Fig 6f: Two newly discovered giant viruses Tupanvirus deep ocean and Tupanvirus soda lake the longest tailed Mimiviridae members isolated in amoebae. Their genomes are 1.44–1.51 Mb linear double-strand DNA coding for 1276–1425 predicted proteins. Tupanviruses share the same ancestors with mimivirus lineages and these giant viruses present the largest translational apparatus within the known virosphere, with up to 70 tRNA, 20 aaRS, 11 factors for all translation steps, and factors related to tRNA/mRNA maturation and ribosome protein modification. Moreover, two sequences with significant similarity to intronic regions of 18 S rRNA genes are encoded by the tupanviruses and highly expressed. In this translation-associated gene set, only the ribosome is lacking. Tupanviruses can infect a wide range of hosts, such as protists and amoebas, but pose no threat to humans (J. Abrahão et al. 2018 Tailed giant Tupanvirus possesses the most complete translational apparatus of the known virosphere. Nature Communications. doi:10.1038/s41467-018-03168-1.).

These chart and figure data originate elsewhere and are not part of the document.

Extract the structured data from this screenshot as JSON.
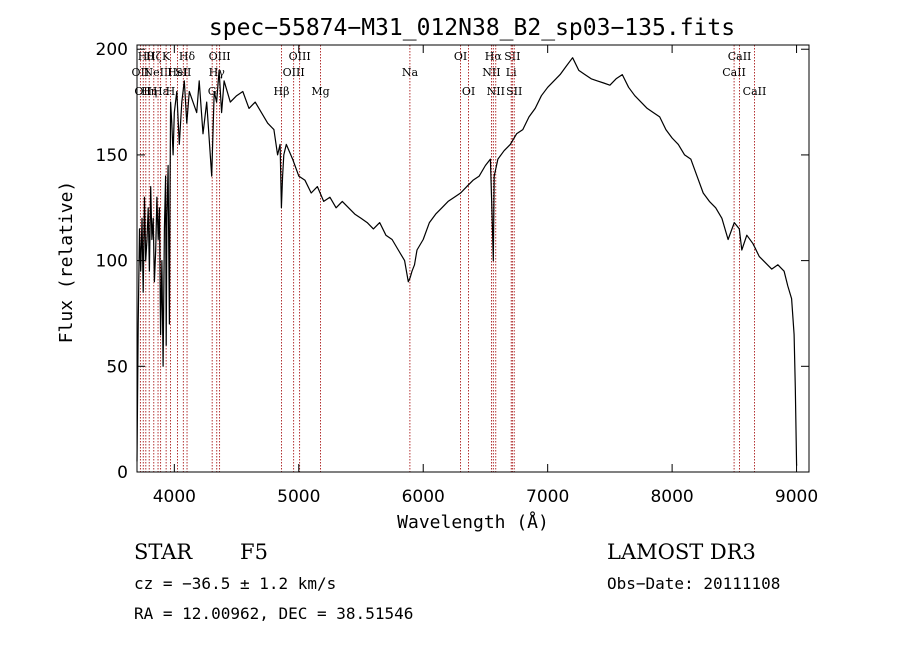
{
  "chart_data": {
    "type": "line",
    "title": "spec−55874−M31_012N38_B2_sp03−135.fits",
    "xlabel": "Wavelength (Å)",
    "ylabel": "Flux (relative)",
    "xlim": [
      3700,
      9100
    ],
    "ylim": [
      0,
      202
    ],
    "xticks": [
      {
        "value": 4000,
        "label": "4000"
      },
      {
        "value": 5000,
        "label": "5000"
      },
      {
        "value": 6000,
        "label": "6000"
      },
      {
        "value": 7000,
        "label": "7000"
      },
      {
        "value": 8000,
        "label": "8000"
      },
      {
        "value": 9000,
        "label": "9000"
      }
    ],
    "yticks": [
      {
        "value": 0,
        "label": "0"
      },
      {
        "value": 50,
        "label": "50"
      },
      {
        "value": 100,
        "label": "100"
      },
      {
        "value": 150,
        "label": "150"
      },
      {
        "value": 200,
        "label": "200"
      }
    ],
    "series": [
      {
        "name": "spectrum",
        "color": "#000000",
        "x": [
          3700,
          3710,
          3720,
          3730,
          3740,
          3750,
          3760,
          3770,
          3780,
          3790,
          3800,
          3810,
          3820,
          3830,
          3840,
          3850,
          3860,
          3870,
          3880,
          3890,
          3900,
          3910,
          3920,
          3930,
          3935,
          3940,
          3950,
          3960,
          3965,
          3970,
          3980,
          3990,
          4000,
          4020,
          4040,
          4060,
          4080,
          4100,
          4120,
          4150,
          4180,
          4200,
          4230,
          4260,
          4300,
          4320,
          4340,
          4360,
          4380,
          4400,
          4450,
          4500,
          4550,
          4600,
          4650,
          4700,
          4750,
          4800,
          4830,
          4850,
          4860,
          4870,
          4880,
          4900,
          4950,
          5000,
          5050,
          5100,
          5150,
          5200,
          5250,
          5300,
          5350,
          5400,
          5450,
          5500,
          5550,
          5600,
          5650,
          5700,
          5750,
          5800,
          5850,
          5880,
          5895,
          5910,
          5930,
          5950,
          6000,
          6050,
          6100,
          6150,
          6200,
          6250,
          6300,
          6350,
          6400,
          6450,
          6500,
          6540,
          6555,
          6563,
          6570,
          6600,
          6650,
          6700,
          6750,
          6800,
          6850,
          6900,
          6950,
          7000,
          7050,
          7100,
          7150,
          7200,
          7250,
          7300,
          7350,
          7400,
          7450,
          7500,
          7550,
          7600,
          7650,
          7700,
          7750,
          7800,
          7850,
          7900,
          7950,
          8000,
          8050,
          8100,
          8150,
          8200,
          8250,
          8300,
          8350,
          8400,
          8450,
          8500,
          8540,
          8560,
          8600,
          8650,
          8700,
          8750,
          8800,
          8850,
          8900,
          8930,
          8960,
          8980,
          8990,
          9000
        ],
        "values": [
          5,
          70,
          115,
          95,
          120,
          85,
          130,
          100,
          110,
          125,
          95,
          135,
          110,
          120,
          90,
          105,
          130,
          110,
          125,
          65,
          100,
          50,
          115,
          140,
          60,
          120,
          145,
          70,
          130,
          175,
          165,
          150,
          170,
          180,
          155,
          175,
          185,
          165,
          180,
          175,
          170,
          185,
          160,
          175,
          140,
          180,
          175,
          190,
          170,
          185,
          175,
          178,
          180,
          172,
          175,
          170,
          165,
          162,
          150,
          155,
          125,
          140,
          150,
          155,
          148,
          140,
          138,
          132,
          135,
          128,
          130,
          125,
          128,
          125,
          122,
          120,
          118,
          115,
          118,
          112,
          110,
          105,
          100,
          90,
          92,
          95,
          98,
          105,
          110,
          118,
          122,
          125,
          128,
          130,
          132,
          135,
          138,
          140,
          145,
          148,
          118,
          100,
          140,
          148,
          152,
          155,
          160,
          162,
          168,
          172,
          178,
          182,
          185,
          188,
          192,
          196,
          190,
          188,
          186,
          185,
          184,
          183,
          186,
          188,
          182,
          178,
          175,
          172,
          170,
          168,
          162,
          158,
          155,
          150,
          148,
          140,
          132,
          128,
          125,
          120,
          110,
          118,
          115,
          105,
          112,
          108,
          102,
          99,
          96,
          98,
          95,
          88,
          82,
          65,
          40,
          3
        ]
      }
    ],
    "lines": [
      {
        "wave": 3727,
        "label": "OII",
        "row": 2
      },
      {
        "wave": 3750,
        "label": "OII",
        "row": 3
      },
      {
        "wave": 3771,
        "label": "Hθ",
        "row": 1
      },
      {
        "wave": 3798,
        "label": "Hη",
        "row": 3
      },
      {
        "wave": 3835,
        "label": "Hζ",
        "row": 1
      },
      {
        "wave": 3869,
        "label": "NeIII",
        "row": 2
      },
      {
        "wave": 3890,
        "label": "Hε",
        "row": 3
      },
      {
        "wave": 3934,
        "label": "K",
        "row": 1
      },
      {
        "wave": 3969,
        "label": "H",
        "row": 3
      },
      {
        "wave": 4026,
        "label": "HeI",
        "row": 2
      },
      {
        "wave": 4072,
        "label": "SII",
        "row": 2
      },
      {
        "wave": 4102,
        "label": "Hδ",
        "row": 1
      },
      {
        "wave": 4304,
        "label": "G",
        "row": 3
      },
      {
        "wave": 4341,
        "label": "Hγ",
        "row": 2
      },
      {
        "wave": 4364,
        "label": "OIII",
        "row": 1
      },
      {
        "wave": 4861,
        "label": "Hβ",
        "row": 3
      },
      {
        "wave": 4959,
        "label": "OIII",
        "row": 2
      },
      {
        "wave": 5007,
        "label": "OIII",
        "row": 1
      },
      {
        "wave": 5175,
        "label": "Mg",
        "row": 3
      },
      {
        "wave": 5893,
        "label": "Na",
        "row": 2
      },
      {
        "wave": 6300,
        "label": "OI",
        "row": 1
      },
      {
        "wave": 6364,
        "label": "OI",
        "row": 3
      },
      {
        "wave": 6548,
        "label": "NII",
        "row": 2
      },
      {
        "wave": 6563,
        "label": "Hα",
        "row": 1
      },
      {
        "wave": 6583,
        "label": "NII",
        "row": 3
      },
      {
        "wave": 6707,
        "label": "Li",
        "row": 2
      },
      {
        "wave": 6716,
        "label": "SII",
        "row": 1
      },
      {
        "wave": 6731,
        "label": "SII",
        "row": 3
      },
      {
        "wave": 8498,
        "label": "CaII",
        "row": 2
      },
      {
        "wave": 8542,
        "label": "CaII",
        "row": 1
      },
      {
        "wave": 8662,
        "label": "CaII",
        "row": 3
      }
    ]
  },
  "info": {
    "class": "STAR",
    "subclass": "F5",
    "cz": "cz = −36.5 ± 1.2 km/s",
    "radec": "RA =  12.00962, DEC =  38.51546",
    "survey": "LAMOST DR3",
    "obsdate": "Obs−Date: 20111108"
  }
}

However, the picture with tupanviruses, which have many translation enzymes, is mixed, with some incorporated genes from other branches of life, but a large number shared only with other mimiviruses. Considering that tupanviruses comprise a sister group to amoebal mimiviruses, we can hypothesize that the ancestors of these clades of Mimiviridae could have had a more generalist lifestyle and were able to infect a wide variety of hosts. In this view, the ancestors of tupanviruses (and maybe of amoebal mimiviruses) might have already been giant viruses that underwent reductive evolution, although some genes could have been acquired over time, as previously hypothesized for other mimiviruses. A reductive evolution pattern is typical among obligatory intracellular parasites. In these cases, the organisms lose genes related to energy production, which is one of the main reasons for their obligatory parasitic lifestyle. In an alternative scenario, a simpler ancestor could had substantially acquired genes over time and became more resourceful, being able to infect a broader host range. Nevertheless, tupanvirus presents the most complete translational apparatus among viruses.

Again another study using reference genomes has found that numerous cultivated and uncultivated viruses encode ribosomal proteins (doi:10.1101/174177), putting these, as well as translation enzymes, in the viral orbit.